Dimitri Messing ou le Job moderne
Quand l’on est jeune officier de marine et que l’on joue du piano pour la famille impériale russe sur le yacht Standart, l’on ne se pose sans doute pas beaucoup de questions sur son avenir… mais la Providence en veut autrement et voilà que la guerre éclate, puis vient la Révolution. En 1921, Dimitri Messing[1] se retrouve en Italie. Devenu veuf, il se pose des questions sur la vie. Le 7 mars 1923, à Rome, à 36 ans, il se convertit au catholicisme et veut devenir prêtre.
Après quelques péripéties, il entre au Séminaire gréco-catholique Saint-Basile de Lille, où il passe trois années, mais il apprend alors qu’il ne pourra devenir Dominicain comme il le désire.

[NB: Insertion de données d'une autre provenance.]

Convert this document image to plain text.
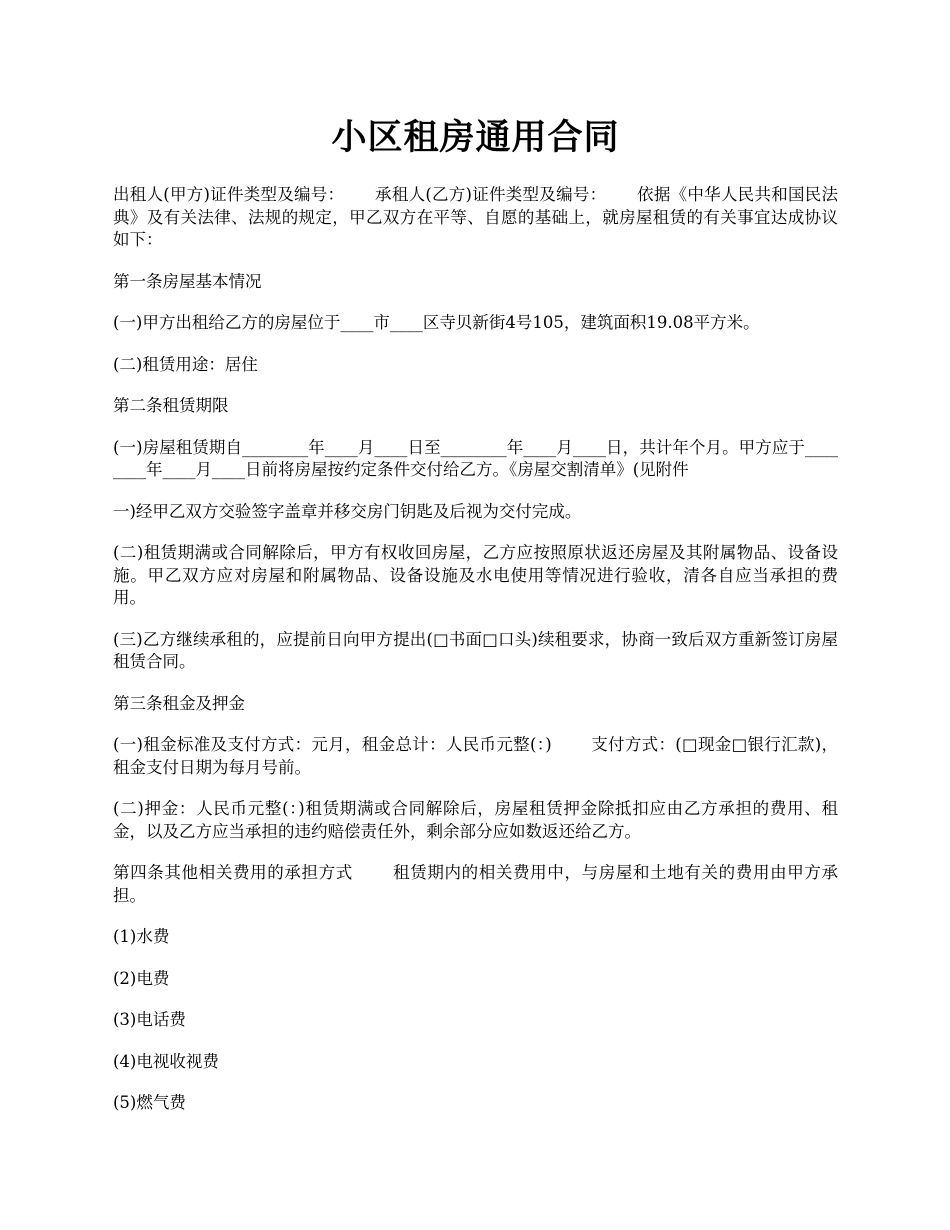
小区租房通用合同

出租人(甲方)证件类型及编号：　　 承租人(乙方)证件类型及编号：　　 依据《中华人民共和国民法典》及有关法律、法规的规定，甲乙双方在平等、自愿的基础上，就房屋租赁的有关事宜达成协议如下：

第一条房屋基本情况

(一)甲方出租给乙方的房屋位于____市____区寺贝新街4号105，建筑面积19.08平方米。

(二)租赁用途：居住

第二条租赁期限

(一)房屋租赁期自________年____月____日至________年____月____日，共计年个月。甲方应于________年____月____日前将房屋按约定条件交付给乙方。《房屋交割清单》(见附件

一)经甲乙双方交验签字盖章并移交房门钥匙及后视为交付完成。

(二)租赁期满或合同解除后，甲方有权收回房屋，乙方应按照原状返还房屋及其附属物品、设备设施。甲乙双方应对房屋和附属物品、设备设施及水电使用等情况进行验收，清各自应当承担的费用。

(三)乙方继续承租的，应提前日向甲方提出(□书面□口头)续租要求，协商一致后双方重新签订房屋租赁合同。

第三条租金及押金

(一)租金标准及支付方式：元月，租金总计：人民币元整(：)　　 支付方式：(□现金□银行汇款)，租金支付日期为每月号前。

(二)押金：人民币元整(：)租赁期满或合同解除后，房屋租赁押金除抵扣应由乙方承担的费用、租金，以及乙方应当承担的违约赔偿责任外，剩余部分应如数返还给乙方。

第四条其他相关费用的承担方式　　 租赁期内的相关费用中，与房屋和土地有关的费用由甲方承担。

(1)水费

(2)电费

(3)电话费

(4)电视收视费

(5)燃气费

C’est alors qu’il prend contact avec Vladimir Ghika, car ce dernier lui propose de l’accueillir à Auberive, le monastère qu’il vient de racheter à l’État français pour en faire le centre stratégique de ses œuvres missionnaires. C’est ainsi que le 12 novembre 1926 Dimitri Messing débarque avec livres, partitions et autres bagages à Auberive. Il s’y sent à l’aise, peut poursuivre ses études de théologie et, en parallèle, s’exercer au piano et à la musique chorale religieuse.
Mais, nouvelle catastrophe, Vladimir Ghika est bientôt forcé par l’évêque de Langres, de fermer la branche masculine d’Auberive.
Cependant une nouvelle opportunité se présente : un projet de monastère gréco-catholique à Nice. Dimitri et ses compagnons russes s’y rendent… pour apprendre sur place que le projet est remis car Mgr André Szeptycki, métropolite gréco-catholique d’ukrainienne, qui devait financer le projet, doit faire face à des frais exceptionnels suite à des inondations catastrophiques survenues en Galicie.
Que faire ? Terminer dans la rue comme nombre de ses compatriotes ? « Des centaines de Russes sans travail rôdent dans les rues [de Nice], exténués, vêtements en loques, l’air perdu »[2]. Alors Dimitri reprend son activité de pianiste. Il donne des concerts, des cours… mais c’est à peine suffisant pour vivre, car la location du piano coûte cher, les déplacements aussi, et puis les concerts sont souvent de bienfaisance et ne rapportent pas grand-chose. Dimitri Messing doit encore faire souvent appel à la générosité de Vladimir Ghika, qui répond toujours généreusement à ses cris de détresse, voyant sans doute, en cet exilé russe, son alter ego. Il finit par trouver un équilibre, en jouant dans les restaurants et les casinos une musique qu’il n’aime pas, mais le fait vivre. Il joue même sur des paquebots qui l’emmènent loin, jusqu’au Japon, où il rencontre les amis de Vladimir Ghika : le Père Totsuka et Violet Sussman.
Mais le sort s’acharne de nouveau sur lui. Suite à la crise économique de 1929, Dimitri Messing perd son travail de pianiste, mais c’est aussi le cas de sa nouvelle femme, une Russe, veuve d’un camarade officier et mère d’une adolescente qu’il a pris sous sa frêle protection.
Dans la dernière lettre écrite par Dimitri Messing à Vladimir Ghika que l’on ait, lettre datant du 25 novembre 1936, il dit qu’il se trouve en Italie où il gagne laborieusement sa vie comme pianiste, mais n’a pas les moyens de faire venir sa femme, restée à Nice. Sa belle-fille, Svetlana, se marie à Nice, le 26 mai 1936, avec un jeune Français… qui sera tué lors de l’offensive allemande de mai 1940… Décidément les malheurs s’enchaînent. Notre pianiste russe, lui, meurt le 24 mai 1944, en pleine offensive alliée, et est enterré dans le cimetière protestant de Rome.
Dimitri Messing serait-il la figure moderne de Job ?
[1] Ou de Messing.
[2] Lettre à Vladimir Ghika du 29.11.1927.
Luc Verly
Articol publicat în traducere, într-o formă restrânsă, în Actualitatea creștină, nr. 2 / 2022, p. 27.